Consumers turn to Monster Beverage's(NASDAQ:MNST) energy drinks for a pickup when they need an energy boost, and for years, that has been a winning business model for the company. Coming into Thursday afternoon's second-quarter financial report, investors expected to see continuing growth in earnings and revenue as the company finally closed on its deal with Coca-Cola (NYSE:KO).
Yet in the end, it was Monster Beverage's quarterly results that needed a boost of energy, as sales growth slowed to a standstill, and the company failed to come close to matching expectations on its adjusted earnings. Let's take a closer look at Monster Beverage, and why it fell short of what investors wanted to see this quarter.
Monster Beverage's results look sleepy
Once again, Monster Beverage's financials were a bit difficult to untangle this quarter, as the company recognized some items related to its deal, and the shifting of various products into and out of its lineup. Net sales growth rose just 1%, to $693.7 million, falling well short of the 10% growth that investors had expected Monster to post.
After taking into account a host of one-time gains and charges from the deal, adjusted net income rose less than 1%. With an increase in the number of shares outstanding, that produced a drop in earnings per share to $0.79, more than $0.10 per share less than the consensus forecast among investors.
As we saw last quarter, the movement of various energy and non-energy drink brands between the two companies affected Monster's GAAP numbers substantially.
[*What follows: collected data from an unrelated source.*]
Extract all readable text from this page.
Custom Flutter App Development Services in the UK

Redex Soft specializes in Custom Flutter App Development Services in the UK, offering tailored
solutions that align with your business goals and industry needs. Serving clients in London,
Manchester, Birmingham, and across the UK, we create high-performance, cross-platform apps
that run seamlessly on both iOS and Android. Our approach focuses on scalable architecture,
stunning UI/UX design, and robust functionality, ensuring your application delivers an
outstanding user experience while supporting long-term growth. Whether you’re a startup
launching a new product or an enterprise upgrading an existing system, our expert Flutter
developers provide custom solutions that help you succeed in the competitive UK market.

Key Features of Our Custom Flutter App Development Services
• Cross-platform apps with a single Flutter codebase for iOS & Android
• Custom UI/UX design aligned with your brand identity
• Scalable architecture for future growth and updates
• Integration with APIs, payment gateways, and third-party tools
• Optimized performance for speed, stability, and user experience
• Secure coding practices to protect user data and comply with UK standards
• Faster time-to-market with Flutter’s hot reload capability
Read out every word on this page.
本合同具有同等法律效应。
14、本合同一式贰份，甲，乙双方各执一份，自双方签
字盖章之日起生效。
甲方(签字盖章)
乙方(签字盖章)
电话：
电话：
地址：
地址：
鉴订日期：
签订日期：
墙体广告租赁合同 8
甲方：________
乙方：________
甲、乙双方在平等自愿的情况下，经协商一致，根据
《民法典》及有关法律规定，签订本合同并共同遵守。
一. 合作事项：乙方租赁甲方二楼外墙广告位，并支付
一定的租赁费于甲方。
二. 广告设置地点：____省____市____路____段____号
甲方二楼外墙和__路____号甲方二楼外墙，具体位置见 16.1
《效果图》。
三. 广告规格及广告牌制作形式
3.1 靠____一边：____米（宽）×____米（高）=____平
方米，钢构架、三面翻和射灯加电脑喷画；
The sale of its non-energy business had a positive impact on profits of about $161.5 million, but expenses related to obligations that Monster had to its former distributors cost the company about $12.2 million. Also, the company reported some disruptions related to the transition to the new distribution network, with uncertainties weighing on inventory levels, and transaction-related expenses eating into net income, as well.
Looking at the company's business metrics, Monster Beverage had to deal with a mix of good and bad factors. Case sales rose by almost 2.5 million, to 68 million cases, showing continuing demand for the company's products. But Monster got less in average sales per case, which fell about 2.7%, to $10.20 per case. Gross margins climbed by 1.7 percentage points, and the company saw slight growth both in its U.S. market, and internationally.
Monster CEO Rodney Sacks was happy to have the Coca-Cola deal behind it, even if it caused some disruptions during the quarter. "The Coca-Cola Company transaction represents a unique opportunity for us," Sacks said, and "to date, we have transitioned approximately 89% of our targeted distribution rights in the United States to [Coke's] distribution network." Monster is also working hard to discuss strategic arrangements with Coca-Cola bottlers throughout the world.
A new frontier for Monster Beverage
Going forward, Monster investors will have to get used to seeing some familiar businesses disappearing, and new ones taking their places. Coke's energy brands, which include Full Throttle, Gladiator, and NOS, now belong to Monster, while Monster shareholders will no longer see Hansen's, Peace Tea, or Hubert's Lemonade products discussed in its financials. That will help Monster refine its energy focus, but it might take some getting used to for investors who have watched the stock for a long time.
Perhaps of most value to investors is the fact that Monster's accounting should get a lot simpler in the future. Year-over-year comparisons will be tricky due to the unmatched product profiles across years, but at least Monster should have only minimal one-time charges in the future stemming from the Coca-Cola transaction.
Investors in Monster Beverage saw their shares move with great volatility in after-market trading, initially plunging as much as 8%, but recovering to about a 2% loss an hour into the session following the announcement. Now that Monster and Coca-Cola have largely set things straight, it will be up to the energy-drink giant to make the most of its opportunity, and reap stronger profit growth for all of its shareholders.